“Parker’s Back” by Flannery O’Connor (published 1965 in Everything that Rises Must Converge)
This short story by Flannery O’Connor revolves around the character of Parker who is constantly in search of something, and often fills this search by getting a new tattoo. He has so many tattoos, at a certain point, that the only “blank space” left is his back. It is there that he gets a tattoo of Christ’s eyes, copied from an icon he finds. But all this wandering and searching for Parker eventually comes back to his marriage. Let’s look at some of the elements of “Parker’s Back” that have to do with marriage:
- There is always some mystery in a man and woman’s choice of each other.

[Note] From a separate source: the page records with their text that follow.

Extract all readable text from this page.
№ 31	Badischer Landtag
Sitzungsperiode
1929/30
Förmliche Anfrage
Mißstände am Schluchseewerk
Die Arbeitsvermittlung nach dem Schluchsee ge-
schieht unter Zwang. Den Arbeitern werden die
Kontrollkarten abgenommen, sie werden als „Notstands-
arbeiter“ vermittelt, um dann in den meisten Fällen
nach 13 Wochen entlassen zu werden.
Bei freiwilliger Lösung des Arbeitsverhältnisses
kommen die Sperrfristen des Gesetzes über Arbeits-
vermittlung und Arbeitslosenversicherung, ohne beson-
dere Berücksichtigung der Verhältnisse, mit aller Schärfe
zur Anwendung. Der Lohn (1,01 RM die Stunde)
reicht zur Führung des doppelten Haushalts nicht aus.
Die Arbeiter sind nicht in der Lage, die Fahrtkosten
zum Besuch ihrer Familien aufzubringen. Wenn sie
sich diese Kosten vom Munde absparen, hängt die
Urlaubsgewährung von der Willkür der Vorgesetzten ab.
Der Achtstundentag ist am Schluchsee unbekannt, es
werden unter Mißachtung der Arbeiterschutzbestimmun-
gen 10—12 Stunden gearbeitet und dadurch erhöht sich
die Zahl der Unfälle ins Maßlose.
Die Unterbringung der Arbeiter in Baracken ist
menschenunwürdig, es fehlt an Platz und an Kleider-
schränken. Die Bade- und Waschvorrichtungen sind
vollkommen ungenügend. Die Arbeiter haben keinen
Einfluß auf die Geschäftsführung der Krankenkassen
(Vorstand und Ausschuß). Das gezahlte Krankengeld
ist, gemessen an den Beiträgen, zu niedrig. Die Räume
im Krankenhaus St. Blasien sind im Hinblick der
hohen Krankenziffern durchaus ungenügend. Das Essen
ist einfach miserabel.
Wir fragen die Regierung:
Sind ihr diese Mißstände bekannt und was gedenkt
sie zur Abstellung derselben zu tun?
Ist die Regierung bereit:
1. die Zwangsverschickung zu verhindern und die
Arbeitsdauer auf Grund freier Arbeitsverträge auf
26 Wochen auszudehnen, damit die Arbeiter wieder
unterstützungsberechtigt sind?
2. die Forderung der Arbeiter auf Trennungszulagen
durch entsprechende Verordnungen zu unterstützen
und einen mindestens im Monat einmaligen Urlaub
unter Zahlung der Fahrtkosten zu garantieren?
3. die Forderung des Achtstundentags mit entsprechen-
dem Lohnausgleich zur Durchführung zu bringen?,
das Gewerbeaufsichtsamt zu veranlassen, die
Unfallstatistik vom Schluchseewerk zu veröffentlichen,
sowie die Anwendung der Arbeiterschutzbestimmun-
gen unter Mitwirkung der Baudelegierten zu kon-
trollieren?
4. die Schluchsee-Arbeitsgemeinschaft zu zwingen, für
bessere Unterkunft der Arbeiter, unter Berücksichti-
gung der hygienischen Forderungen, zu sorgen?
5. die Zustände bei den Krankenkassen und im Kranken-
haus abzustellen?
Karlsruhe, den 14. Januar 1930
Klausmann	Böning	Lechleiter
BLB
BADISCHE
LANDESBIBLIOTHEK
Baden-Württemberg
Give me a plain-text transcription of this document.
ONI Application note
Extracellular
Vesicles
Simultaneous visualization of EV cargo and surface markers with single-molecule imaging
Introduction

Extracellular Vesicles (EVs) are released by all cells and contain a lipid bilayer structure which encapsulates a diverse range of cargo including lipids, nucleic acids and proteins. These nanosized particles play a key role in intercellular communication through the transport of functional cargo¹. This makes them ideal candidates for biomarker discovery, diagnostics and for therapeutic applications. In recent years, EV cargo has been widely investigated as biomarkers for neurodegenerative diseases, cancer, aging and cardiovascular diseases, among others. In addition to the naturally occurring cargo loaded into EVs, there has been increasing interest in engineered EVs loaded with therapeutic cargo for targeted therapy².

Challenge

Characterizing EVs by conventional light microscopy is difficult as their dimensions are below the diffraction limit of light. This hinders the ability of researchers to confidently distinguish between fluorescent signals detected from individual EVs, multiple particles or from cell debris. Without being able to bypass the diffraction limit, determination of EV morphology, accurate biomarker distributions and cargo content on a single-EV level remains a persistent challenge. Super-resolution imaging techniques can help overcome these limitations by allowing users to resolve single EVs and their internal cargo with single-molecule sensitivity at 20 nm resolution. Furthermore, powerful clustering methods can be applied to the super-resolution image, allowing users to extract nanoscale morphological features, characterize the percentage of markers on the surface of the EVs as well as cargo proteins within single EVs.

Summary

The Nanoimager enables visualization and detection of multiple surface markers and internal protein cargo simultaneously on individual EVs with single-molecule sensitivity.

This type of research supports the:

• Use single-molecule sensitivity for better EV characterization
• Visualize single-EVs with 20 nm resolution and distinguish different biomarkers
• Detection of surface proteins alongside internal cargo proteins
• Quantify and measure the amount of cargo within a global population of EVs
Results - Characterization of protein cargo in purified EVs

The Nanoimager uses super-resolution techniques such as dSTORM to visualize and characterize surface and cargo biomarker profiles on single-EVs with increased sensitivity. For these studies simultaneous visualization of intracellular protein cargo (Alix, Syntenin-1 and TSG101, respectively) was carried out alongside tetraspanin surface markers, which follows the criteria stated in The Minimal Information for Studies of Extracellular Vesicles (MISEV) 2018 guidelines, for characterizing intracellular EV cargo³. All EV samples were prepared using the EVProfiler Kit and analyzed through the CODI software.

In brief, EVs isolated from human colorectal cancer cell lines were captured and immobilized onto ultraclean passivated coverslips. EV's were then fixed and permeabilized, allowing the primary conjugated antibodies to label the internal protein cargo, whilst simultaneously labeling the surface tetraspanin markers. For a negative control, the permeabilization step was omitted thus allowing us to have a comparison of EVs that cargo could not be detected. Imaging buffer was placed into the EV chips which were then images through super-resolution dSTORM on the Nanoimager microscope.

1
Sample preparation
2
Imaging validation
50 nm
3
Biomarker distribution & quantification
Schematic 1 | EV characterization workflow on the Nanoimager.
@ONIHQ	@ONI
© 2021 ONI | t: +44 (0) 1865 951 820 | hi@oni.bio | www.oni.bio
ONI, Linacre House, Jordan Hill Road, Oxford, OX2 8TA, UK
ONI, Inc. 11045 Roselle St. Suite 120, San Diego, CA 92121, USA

“Parker’s Back” opens with Parker looking at his pregnant wife, Sarah Ruth, who is sitting on the porch snapping beans. He is thinking about how plain she is, “puzzled and ashamed at himself” for staying with her. He is also confused by her marrying him: “Sometimes he supposed that she had married him because she meant to save him. At other times he had a suspicion that she actually liked everything she said she didn’t.” When they first meet, Sarah Ruth hits Parker in the face with a broom for swearing. Later, when he makes a move on her, she “thrust him away with such force that the door of the truck came off and he found himself flat on his back on the ground. He made up his mind then and there to have nothing further to do with her.” The next line has them married. It can be easy to wonder why you chose your husband or wife, especially when things are hard. Sometimes it seems like they would be more compatible with someone else, or you may meet someone you are more compatible with. These are opportunities to remember the beginning of your story with your spouse; what drew you to them in the first place, and how that love has grown over time.
- It is Christ who must be obeyed in marriage.
Parker goes to the tattoo parlor and asks for the book with “all the pictures of God in it” and finds a Byzantine Christ he chooses for his back because of the eyes. “[Parker] felt as though, under their gaze, he was as transparent as the wing of a fly.” Later, he realizes, “The eyes that were now forever on his back were eyes to be obeyed. He was as certain of it as he had ever been of anything.” Parker thought that when he returned home, Sarah Ruth would appreciate the face of Jesus on his back and see it as a way for Parker to be close to her; but Sarah Ruth does not really know Jesus: “It ain’t anybody I know,” she says when she sees the tattoo. Then she beats Parker across the back with the broom, “until she had nearly knocked him senseless and large welts had formed on the face of the tattooed Christ.” Christ is crucified again in Parker. We see Parker weeping under a tree in the last scene, at a total loss to understand what he could do to make his wife happy.
- Husbands, love your wives…
This doesn’t sounds like a hopeful story, does it? Yet somehow it is, because you have to think about Parker’s back, now carrying the icon of Christ, as he is being called to love a woman who hurts him. “Husbands, love your wives even as Christ loved the Church and handed himself over for her” (Eph 5: 25).